SECOND READING Ephesians 5: 21-32
«  The author of the letter has spoken about the need of unity and harmony among the members of the community, the Church. 

«  Now he turns his eyes towards the family, the domestic church, to remind also the need for unity and harmony among its members and with Christ.  

«  He uses the vocabulary of his times, which he does not want to make them the word of God, becvause what is the word of God is the meaning of the words he uses. By sure that today he would not use the word “subordinate” when he speaks to the wives.

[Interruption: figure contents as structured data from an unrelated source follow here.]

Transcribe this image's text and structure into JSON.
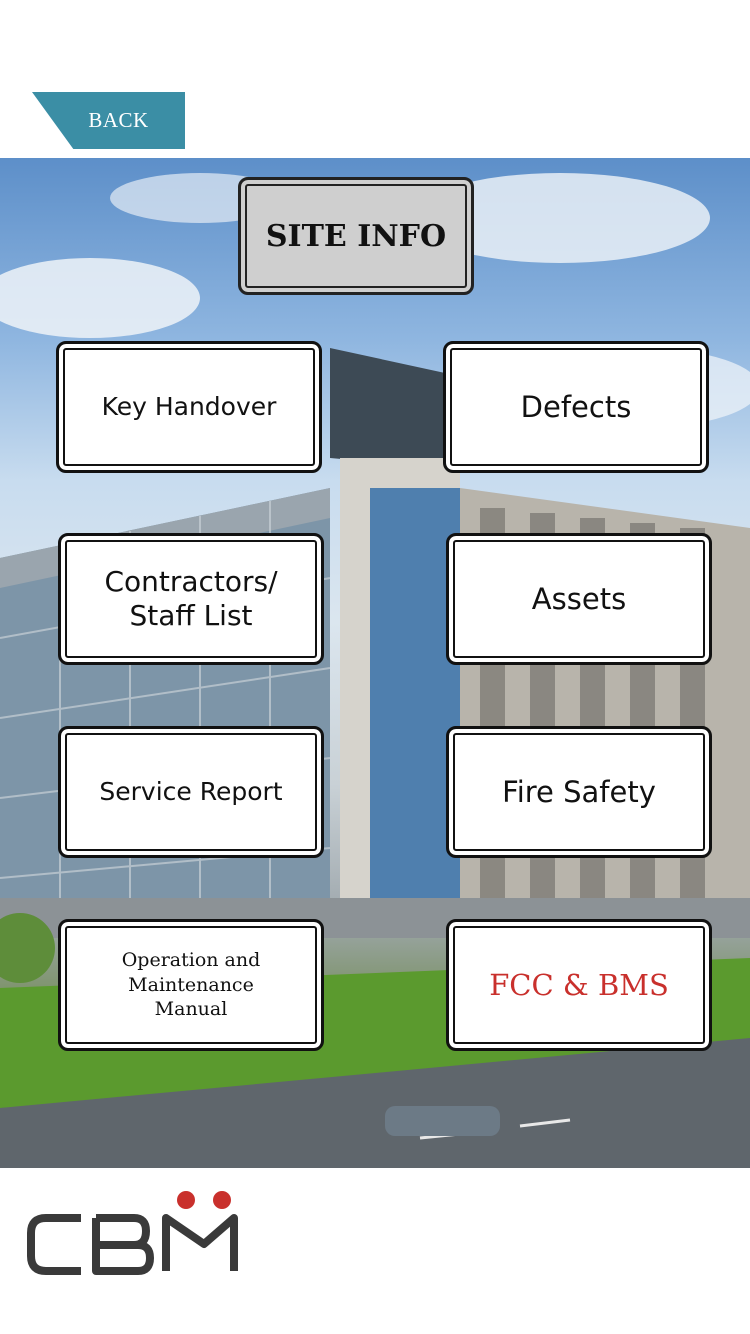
{
  "nav": {
    "back_label": "BACK"
  },
  "header": {
    "title": "SITE INFO"
  },
  "menu": {
    "key_handover": "Key Handover",
    "defects": "Defects",
    "contractors_line1": "Contractors/",
    "contractors_line2": "Staff List",
    "assets": "Assets",
    "service_report": "Service Report",
    "fire_safety": "Fire Safety",
    "om_line1": "Operation and",
    "om_line2": "Maintenance",
    "om_line3": "Manual",
    "fcc_bms": "FCC & BMS"
  },
  "colors": {
    "back_button": "#3b8ea5",
    "accent_red": "#c9302c",
    "logo_dark": "#3a3a3a"
  },
  "logo": {
    "icon": "cbm-logo"
  }
}
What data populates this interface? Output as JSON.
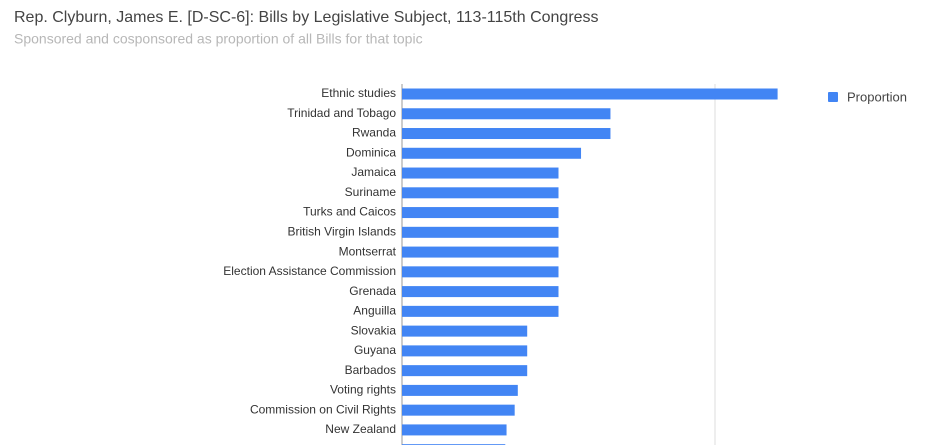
{
  "chart_data": {
    "type": "bar",
    "orientation": "horizontal",
    "title": "Rep. Clyburn, James E. [D-SC-6]: Bills by Legislative Subject, 113-115th Congress",
    "subtitle": "Sponsored and cosponsored as proportion of all Bills for that topic",
    "categories": [
      "Ethnic studies",
      "Trinidad and Tobago",
      "Rwanda",
      "Dominica",
      "Jamaica",
      "Suriname",
      "Turks and Caicos",
      "British Virgin Islands",
      "Montserrat",
      "Election Assistance Commission",
      "Grenada",
      "Anguilla",
      "Slovakia",
      "Guyana",
      "Barbados",
      "Voting rights",
      "Commission on Civil Rights",
      "New Zealand",
      null
    ],
    "series": [
      {
        "name": "Proportion",
        "color": "#4285f4",
        "values": [
          0.6,
          0.333,
          0.333,
          0.286,
          0.25,
          0.25,
          0.25,
          0.25,
          0.25,
          0.25,
          0.25,
          0.25,
          0.2,
          0.2,
          0.2,
          0.185,
          0.18,
          0.167,
          0.165
        ]
      }
    ],
    "xlim": [
      0,
      1
    ],
    "xticks": [
      0,
      0.5
    ],
    "show_tick_labels": false,
    "grid": true,
    "legend": "right"
  }
}
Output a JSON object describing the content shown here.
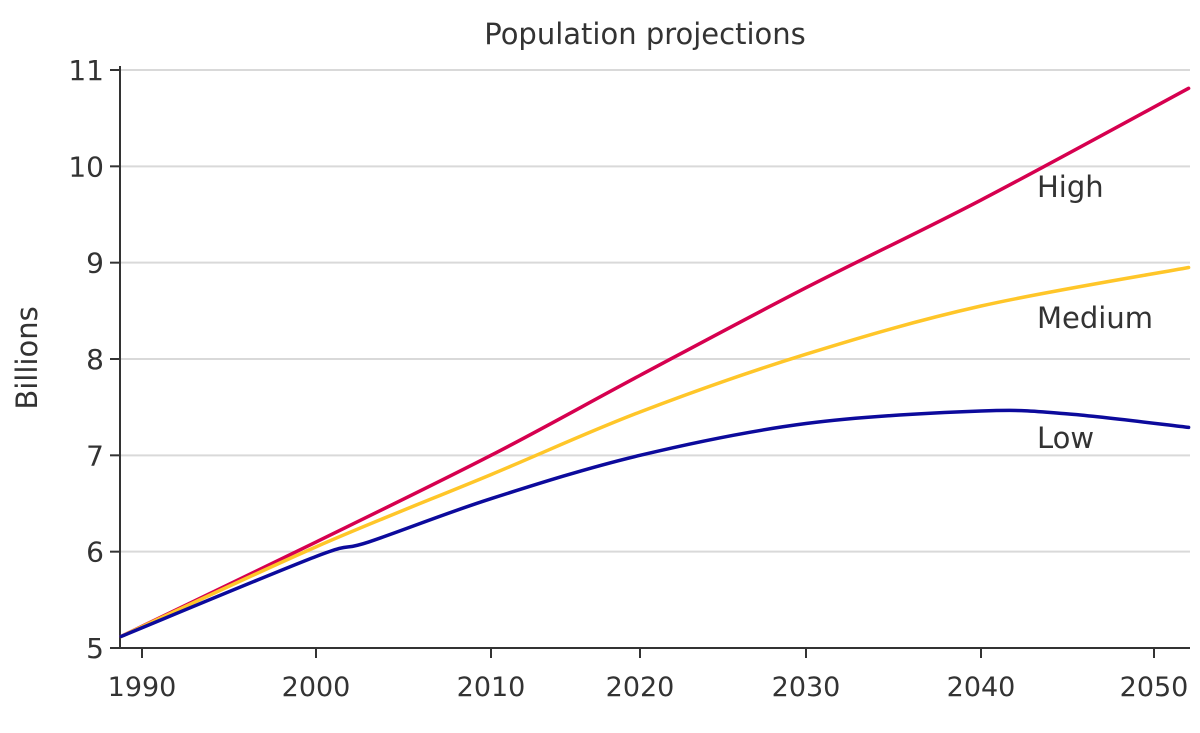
{
  "chart_data": {
    "type": "line",
    "title": "Population projections",
    "xlabel": "",
    "ylabel": "Billions",
    "xlim": [
      1988.8,
      2052
    ],
    "ylim": [
      5,
      11
    ],
    "x_ticks": [
      1990,
      2000,
      2010,
      2020,
      2030,
      2040,
      2050
    ],
    "y_ticks": [
      5,
      6,
      7,
      8,
      9,
      10,
      11
    ],
    "grid": "horizontal",
    "legend": "inline labels at right end of lines",
    "series": [
      {
        "name": "High",
        "color": "#d6004f",
        "x": [
          1988.8,
          2000,
          2010,
          2020,
          2030,
          2040,
          2052
        ],
        "y": [
          5.12,
          6.1,
          7.0,
          7.83,
          8.74,
          9.65,
          10.81
        ]
      },
      {
        "name": "Medium",
        "color": "#ffc629",
        "x": [
          1988.8,
          2000,
          2010,
          2020,
          2030,
          2040,
          2052
        ],
        "y": [
          5.12,
          6.05,
          6.8,
          7.45,
          8.05,
          8.55,
          8.95
        ]
      },
      {
        "name": "Low",
        "color": "#0c0a9c",
        "x": [
          1988.8,
          2000,
          2003,
          2010,
          2020,
          2030,
          2040,
          2045,
          2052
        ],
        "y": [
          5.12,
          5.95,
          6.1,
          6.55,
          7.0,
          7.33,
          7.46,
          7.43,
          7.29
        ]
      }
    ]
  }
}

«  The union between husband and wife is called to be the image of the union of Christ and the Church. This union between man and woman bound in matrimony has to be the image of the relation which exists between Christ and the Church: a union of love and of reciprocal self-giving.  

BIBLIOGRAPHY
CLARET, ANTONIO MARÍA, Autobiography.
PARIS, MARÍA ANTONIA, Autobiography.
RAVASSI, GIANFRANCO, Según las Escrituras Año B. San Pablo Bogotá Colombia 2005.  
SAGRADA BIBLIA. Versión oficial de la Conferencia Episcopal Española. Biblioteca de Autores Cristianos, Madrid 2011. (Conference of Bishops of Spain, oficial translation of the Bible.)
SCHOKEL, LUIS ALONSO, La Biblia de nuestro pueblo (The Bible of our People)  Misioneros Claretianos, Ediciones Mensajero, China 2010.  

 CLARETIAN CORNER


 
The good missionary must adjust himself to the disposition of the persons with whom he relates and be all for everybody in order to gain them all. Never speak ill of the country God will send him; nor tolerate that his brothers or companions speak ill of those poor people that God has entrusted them. The whole world must be country for the missionary of Christ, because our Divine Redeemer came to redeem all, sending to preach the same Gospel all over the world. The missionary crying before God of the bad customs of the country will obtain more than speaking with his brothers of the poor sinners. María Antonia París, Foundress of the Claretian Missionary Sisters,  The Apostolic Missionary,  2:8-11

While I was traveling I would strike up a conversation with those who chanced to join me about the various things we saw. If I happened to see some flowers, I would point to them and remark that, as these plants produced beautiful and fragrant flowers, we should produce virtues. The rose, for example, teaches us love, the lily symbolizes purity, the violet, humility, etc. We must, as the Apostle says, be "the good odor of Christ in every place.'' If I saw a tree laden with fruit, I would remark that we, too, should bear the fruit of good works, so not to end up like the two fig trees in the Gospel.  If we passed by a river, I would say that the running water reminds us that we are passing on toward eternity. If we heard birds singing or music being played, I would refer to the new and everlasting song of heaven, etc. I have personally witnessed the great value of conversations like these; their effect was like that of the conversation Christ held with the two travelers on the road to Emmaus. I also found that they had the further advantage of avoiding useless talk and grumbling Saint Anthony Mary Claret, Founder of the Claretian Missionary Sisters, Autobiography 336.